For 50 ml cultures: 8 hours of primary (2ml) and 16 hours of secondary (50 ml) add 50 ul.
- Pellet down the cells at 12000 rpm for 2 min. Use same eppendorf for 5 ml cultures. Remove all the media from pellet.
- Add ice cold Soln 1, 250 ul, Vortex well. Incubate in ice for 5 min.
- Add fresh soln II, 250 ul. Invert mix. Incubate at Room temperature for 5 min.
- Add ice cold soln III, 250 ul. Invert mix. Incubate on ice for 5 min.
- Add RNase, and incubate at 43 C for half an hour.
- Add equal volume of Phenol Chloroform. Vortex well. Centrifuge at 12000 rpm for 10 minutes. Take the supernatant.
- Add 0.6 volumes (~450 ul) of isopropanol. Shake well. Incubate at room temperature for 10 minutes. Centrifuge at 12000 rpm 4 C. 10 minutes.
- Discard isopropanol. Wash pellet with 70% ethanol. Spin and Drain Ethanol.
- Let tubes dry at 37 C till the eppendorfs don’t smell of ethanol.
- Add 20 ul – 50 ul autoclaved MilliQ wateror (10mM Tris+1mM EDTA) with RNase. Leave for 30 mins at 43 C if RNase is added.
Reagents
Lysis Buffer 1
- 50mM -- Glucose
- 25mM -- TRIS-Cl (pH 8.0)
- 10mM -- EDTA (pH 8.0)
Autoclave and store at 4 C
Lysis Buffer 2
- 8ml -- Water
- 1ml -- 10% SDS
- 1ml -- 2N NaOH
Lysis Buffer 3 (for 100ml)
- 60ml -- 5M Sodium Acetate
- 11.5ml -- Glacial Acetic Acid
- 28.5ml -- Water
Check pH. It should/will be around 5.2-5.4. Autoclave & store at 4 C.
Gel Elution
- Prepare a 0.8% low melthing agarose gel
- Add 50 ul preparative reaction product into large wells
- Run the gel at 100 V for 30 – 45 mins
- Cut the gel with restricted DNA and keep it in an eppendorf
- To the cut DNA, add 3 volumes of Chaotropic salt. Incubate at 50 C for 10 minutes
- Add 10 ul of GPS (Glass Powder Solution) for a PCR product and 15 ul for a vector and incubate at Room Temperature for 10 mins. Shake the tubes continuously so that GPS is in suspension and doesn’t settle down.

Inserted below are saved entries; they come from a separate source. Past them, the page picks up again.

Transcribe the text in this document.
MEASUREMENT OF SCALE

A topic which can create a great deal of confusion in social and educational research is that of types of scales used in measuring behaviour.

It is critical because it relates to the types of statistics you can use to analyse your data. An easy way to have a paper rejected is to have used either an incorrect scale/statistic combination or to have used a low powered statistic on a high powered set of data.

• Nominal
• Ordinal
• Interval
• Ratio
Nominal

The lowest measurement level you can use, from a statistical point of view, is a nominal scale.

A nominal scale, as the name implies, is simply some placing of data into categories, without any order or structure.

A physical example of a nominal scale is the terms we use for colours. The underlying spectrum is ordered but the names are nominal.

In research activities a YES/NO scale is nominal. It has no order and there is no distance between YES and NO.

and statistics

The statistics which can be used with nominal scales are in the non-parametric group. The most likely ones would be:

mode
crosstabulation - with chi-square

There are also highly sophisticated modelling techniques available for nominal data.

- Centrifuge the tubes at 12000 rpm for 2 minutes and discard supernatant.
- Wash pellet by adding 50 volumes of wash buffer. That is, 500 ul of Wash buffer for insert and 750 ul for vector.
- Resuspend the pellet in 20 ul of water and heat at 50 C for 10 minutes. Centrifuge the tubes at 12000 rpm for 2 mins. Store supernatant at -20 C.